Thomas était assis par terre dans le salon ; elle lui adressa un mot tendre et grimpa aussitôt vers sa chambre. En montant l'escalier, Mary se rendit compte que le rez-de-chaussée était silencieux. Elle jeta un regard en arrière et vit que l'écran était noir. Thomas contemplait une télévision éteinte. Elle redescendit les marches, s'agenouilla à côté de lui et le prit sous son épaule.

— On ne s'occupe pas beaucoup de toi en ce moment, ma petite grenouille.

— Tu crois qu'elle va revenir ? demanda le petit garçon.

— Je ne crois pas, j'en suis certaine.

— C'est à cause de l'engueulade avec papa qu'elle est partie ?

— Non, c'est plutôt à cause de moi. Je crois que je ne lui ai pas fait une vie très facile.

— Tu l'aimes ?

— Mais évidemment, comment peux-tu poser cette question ?

— Parce que tu ne le dis jamais. Mary accusa le coup.

— Ne reste pas là comme ça, va nous préparer deux sandwichs, je monte me changer et je redescends dîner avec toi. Tu sais où est ton père ?

— Il est parti au commissariat, il sera là dans une heure.

— Alors fais-en trois... non, quatre !

Elle gravit à nouveau les marches, prenant appui sur la rampe, et continua ainsi jusqu'au bureau de Philip.

La pièce était plongée dans la pénombre, elle effleura la lampe posée sur le bureau, il suffisait d'en toucher du bout du doigt la structure métallique pour l'allumer.

Elle se dirigea vers l'étagère et prit le petit cadre qu'elle approcha de son visage. Sur le cliché Susan rayonnait d'un sourire qui appartenait au passé. D'une voix feutrée, Mary se mit à lui parler :

— J'ai besoin de toi. Tu vois, je suis là comme une conne au milieu de cette pièce, et je ne me suis jamais sentie aussi seule de ma vie. Je suis venue te demander de l'aide. Parce que de là où tu es, toi tu la vois sûrement. Tu sais, je ne peux pas tout faire toute seule. Je comprends bien ce que tu dois penser, mais il ne fallait pas me l'envoyer si tu ne voulais pas que je m'attache autant à elle. Je te demande juste de me laisser le droit de continuer à l'aimer. Aide-moi sans crainte puisque tu seras toujours sa mère, je t'en fais le serment. Envoie-moi un signe, un tout petit signe de rien du tout, un petit coup de pouce, tu peux bien faire ça non ?

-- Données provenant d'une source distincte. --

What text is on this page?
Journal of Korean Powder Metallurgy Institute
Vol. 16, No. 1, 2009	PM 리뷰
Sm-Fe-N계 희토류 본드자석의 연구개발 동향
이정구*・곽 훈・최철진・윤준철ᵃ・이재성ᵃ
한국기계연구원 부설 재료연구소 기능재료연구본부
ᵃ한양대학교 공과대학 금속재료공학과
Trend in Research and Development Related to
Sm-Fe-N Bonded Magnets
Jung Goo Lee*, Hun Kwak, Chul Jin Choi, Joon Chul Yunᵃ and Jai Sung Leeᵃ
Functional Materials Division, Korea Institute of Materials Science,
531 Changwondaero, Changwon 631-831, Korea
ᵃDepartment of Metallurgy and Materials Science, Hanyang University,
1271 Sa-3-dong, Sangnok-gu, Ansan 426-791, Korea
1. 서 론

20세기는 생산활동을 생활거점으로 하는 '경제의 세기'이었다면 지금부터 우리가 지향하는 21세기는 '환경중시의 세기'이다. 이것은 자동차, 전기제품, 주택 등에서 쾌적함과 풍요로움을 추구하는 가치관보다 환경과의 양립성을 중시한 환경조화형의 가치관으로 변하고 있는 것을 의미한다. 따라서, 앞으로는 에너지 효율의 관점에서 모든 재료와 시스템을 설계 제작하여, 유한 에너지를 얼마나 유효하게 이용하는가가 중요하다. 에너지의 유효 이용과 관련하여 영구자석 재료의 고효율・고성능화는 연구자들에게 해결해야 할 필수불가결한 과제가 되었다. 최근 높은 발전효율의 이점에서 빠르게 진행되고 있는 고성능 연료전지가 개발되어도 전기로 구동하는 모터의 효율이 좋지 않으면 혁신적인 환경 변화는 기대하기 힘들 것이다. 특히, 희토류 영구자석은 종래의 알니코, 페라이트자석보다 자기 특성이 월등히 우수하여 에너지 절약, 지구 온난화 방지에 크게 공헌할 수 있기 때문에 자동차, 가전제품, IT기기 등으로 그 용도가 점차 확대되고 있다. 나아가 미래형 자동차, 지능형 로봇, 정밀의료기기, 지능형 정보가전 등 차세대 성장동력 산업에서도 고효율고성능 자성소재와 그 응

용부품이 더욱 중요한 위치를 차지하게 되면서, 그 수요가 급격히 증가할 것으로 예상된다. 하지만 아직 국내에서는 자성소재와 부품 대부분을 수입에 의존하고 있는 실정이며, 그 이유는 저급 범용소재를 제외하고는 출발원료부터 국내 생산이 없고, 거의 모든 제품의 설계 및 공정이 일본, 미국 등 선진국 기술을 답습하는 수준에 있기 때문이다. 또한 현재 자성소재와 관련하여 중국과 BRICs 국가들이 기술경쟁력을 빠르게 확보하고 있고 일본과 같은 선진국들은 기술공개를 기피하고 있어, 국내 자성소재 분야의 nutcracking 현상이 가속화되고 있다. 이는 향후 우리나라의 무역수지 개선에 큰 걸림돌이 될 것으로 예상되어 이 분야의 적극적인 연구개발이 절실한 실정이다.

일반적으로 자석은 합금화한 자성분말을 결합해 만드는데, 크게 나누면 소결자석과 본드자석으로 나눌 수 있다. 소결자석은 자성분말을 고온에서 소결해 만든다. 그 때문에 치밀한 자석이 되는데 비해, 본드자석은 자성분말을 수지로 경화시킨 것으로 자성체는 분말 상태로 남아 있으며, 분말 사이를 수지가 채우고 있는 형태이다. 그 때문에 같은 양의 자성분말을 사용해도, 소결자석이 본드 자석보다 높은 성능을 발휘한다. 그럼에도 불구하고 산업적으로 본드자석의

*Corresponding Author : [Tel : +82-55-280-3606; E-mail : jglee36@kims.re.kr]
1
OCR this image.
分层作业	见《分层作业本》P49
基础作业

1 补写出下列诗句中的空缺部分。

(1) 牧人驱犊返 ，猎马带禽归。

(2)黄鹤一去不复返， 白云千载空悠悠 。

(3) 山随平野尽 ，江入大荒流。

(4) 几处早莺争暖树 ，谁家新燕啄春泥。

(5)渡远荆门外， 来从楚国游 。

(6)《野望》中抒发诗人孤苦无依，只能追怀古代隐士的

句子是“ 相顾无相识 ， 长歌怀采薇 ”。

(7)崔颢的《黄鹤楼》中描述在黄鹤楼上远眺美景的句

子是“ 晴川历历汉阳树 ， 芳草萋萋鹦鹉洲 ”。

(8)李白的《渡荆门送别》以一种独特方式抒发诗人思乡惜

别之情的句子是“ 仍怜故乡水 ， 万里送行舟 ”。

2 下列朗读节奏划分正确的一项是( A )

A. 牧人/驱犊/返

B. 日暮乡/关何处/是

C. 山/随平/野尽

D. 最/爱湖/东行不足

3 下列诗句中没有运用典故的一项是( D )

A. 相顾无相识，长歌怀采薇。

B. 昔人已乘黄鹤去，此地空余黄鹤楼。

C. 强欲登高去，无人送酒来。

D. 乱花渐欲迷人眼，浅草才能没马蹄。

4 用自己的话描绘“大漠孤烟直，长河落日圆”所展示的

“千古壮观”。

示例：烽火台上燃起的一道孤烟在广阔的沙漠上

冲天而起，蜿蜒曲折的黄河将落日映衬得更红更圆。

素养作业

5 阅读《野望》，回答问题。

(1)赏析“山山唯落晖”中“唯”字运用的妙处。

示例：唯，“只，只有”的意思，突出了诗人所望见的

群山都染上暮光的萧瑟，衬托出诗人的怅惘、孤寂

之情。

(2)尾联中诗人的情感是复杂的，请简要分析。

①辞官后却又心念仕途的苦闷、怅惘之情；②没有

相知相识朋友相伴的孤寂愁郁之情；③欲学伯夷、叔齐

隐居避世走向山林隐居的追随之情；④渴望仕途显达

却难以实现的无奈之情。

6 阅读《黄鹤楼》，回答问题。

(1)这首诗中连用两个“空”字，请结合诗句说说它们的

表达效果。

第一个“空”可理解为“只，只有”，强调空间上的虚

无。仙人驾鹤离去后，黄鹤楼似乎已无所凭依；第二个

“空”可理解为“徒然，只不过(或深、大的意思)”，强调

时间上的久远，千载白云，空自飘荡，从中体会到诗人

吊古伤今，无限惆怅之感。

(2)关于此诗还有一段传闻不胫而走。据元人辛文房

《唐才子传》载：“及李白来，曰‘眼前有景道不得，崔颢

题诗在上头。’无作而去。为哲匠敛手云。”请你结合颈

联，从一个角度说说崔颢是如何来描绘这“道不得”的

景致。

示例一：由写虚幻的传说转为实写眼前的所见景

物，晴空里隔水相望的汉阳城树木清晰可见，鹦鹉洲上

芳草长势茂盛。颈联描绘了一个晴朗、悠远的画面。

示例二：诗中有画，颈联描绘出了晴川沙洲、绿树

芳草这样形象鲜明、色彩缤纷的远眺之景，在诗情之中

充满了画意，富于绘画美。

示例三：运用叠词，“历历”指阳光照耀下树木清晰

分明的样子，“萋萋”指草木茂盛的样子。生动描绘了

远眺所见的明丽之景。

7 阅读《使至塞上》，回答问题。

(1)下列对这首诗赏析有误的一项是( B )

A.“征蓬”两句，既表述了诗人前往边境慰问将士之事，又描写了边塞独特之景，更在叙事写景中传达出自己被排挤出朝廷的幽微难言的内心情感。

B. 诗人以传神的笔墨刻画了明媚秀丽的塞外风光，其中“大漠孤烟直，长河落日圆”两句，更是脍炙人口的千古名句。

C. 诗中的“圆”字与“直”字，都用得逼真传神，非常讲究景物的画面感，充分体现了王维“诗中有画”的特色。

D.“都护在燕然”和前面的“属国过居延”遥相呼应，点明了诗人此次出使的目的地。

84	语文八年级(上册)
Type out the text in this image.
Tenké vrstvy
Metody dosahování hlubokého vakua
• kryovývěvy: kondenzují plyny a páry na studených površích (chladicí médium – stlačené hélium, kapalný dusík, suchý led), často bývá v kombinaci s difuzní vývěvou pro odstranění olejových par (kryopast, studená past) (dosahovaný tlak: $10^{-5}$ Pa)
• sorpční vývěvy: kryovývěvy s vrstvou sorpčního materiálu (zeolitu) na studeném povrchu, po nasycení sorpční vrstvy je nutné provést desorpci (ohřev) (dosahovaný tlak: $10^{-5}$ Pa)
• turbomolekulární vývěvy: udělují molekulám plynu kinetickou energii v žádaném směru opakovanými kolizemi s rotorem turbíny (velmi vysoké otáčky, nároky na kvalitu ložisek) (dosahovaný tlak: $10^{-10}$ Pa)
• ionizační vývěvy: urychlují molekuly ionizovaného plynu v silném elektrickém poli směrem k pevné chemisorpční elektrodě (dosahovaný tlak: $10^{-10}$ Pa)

Et les larmes qu'elle avait retenues ruisselèrent le long de ses joues. Assise dans le fauteuil de son mari, la photo de Susan collée contre sa poitrine, elle posa son front sur le bureau. Quand elle releva la tête, elle contempla songeuse le petit coffre en bois qui régnait au milieu de la table ; la clé était juste à côté. Elle se leva d'un bond et dévala l'escalier.

Sur le pas de la porte d'entrée, elle dit à Thomas :

— Tu ne sors pas d'ici, tu manges ton sandwich en regardant la télé et, lorsque papa rentre, tu lui dis que je lui téléphonerai un peu plus tard, et surtout tu n'ouvres à personne, tu as compris ?

— Je peux savoir ce qui se passe ?

— Plus tard chéri, là je n'ai vraiment pas le temps, fais simplement ce que je te dis, je te promets qu'on rattrapera le temps perdu.

Elle se précipita dans sa voiture et inséra fébrilement la clé de contact ; le moteur se mit à tourner. Elle roulait à vive allure, dépassait tout ce qui se trouvait devant elle, tantôt par la droite tantôt par la gauche, provoquant derrière elle des huées de klaxons dont elle se moquait éperdu-ment. Dans sa poitrine elle sentait son cœur s'emballer à tout rompre, et plus les secondes s'égrenaient plus elle accélérait ; elle faillit faire une embardée mais réussit à se maintenir dans l'axe de la sortie n° 47. Dix minutes plus tard elle abandonnait sa voiture le long d'un trottoir. Elle ne répondit pas au policier qui l'interpellait et se rua à l'intérieur du bâtiment. Elle courut aussi vite que possible, gravit haletante les marches d'un escalier en colimaçon. Au bout d'un couloir, elle s'arrêta devant une porte, au travers du hublot rond elle contempla la salle, juste le temps de reprendre son souffle, puis lentement, elle poussa le battant.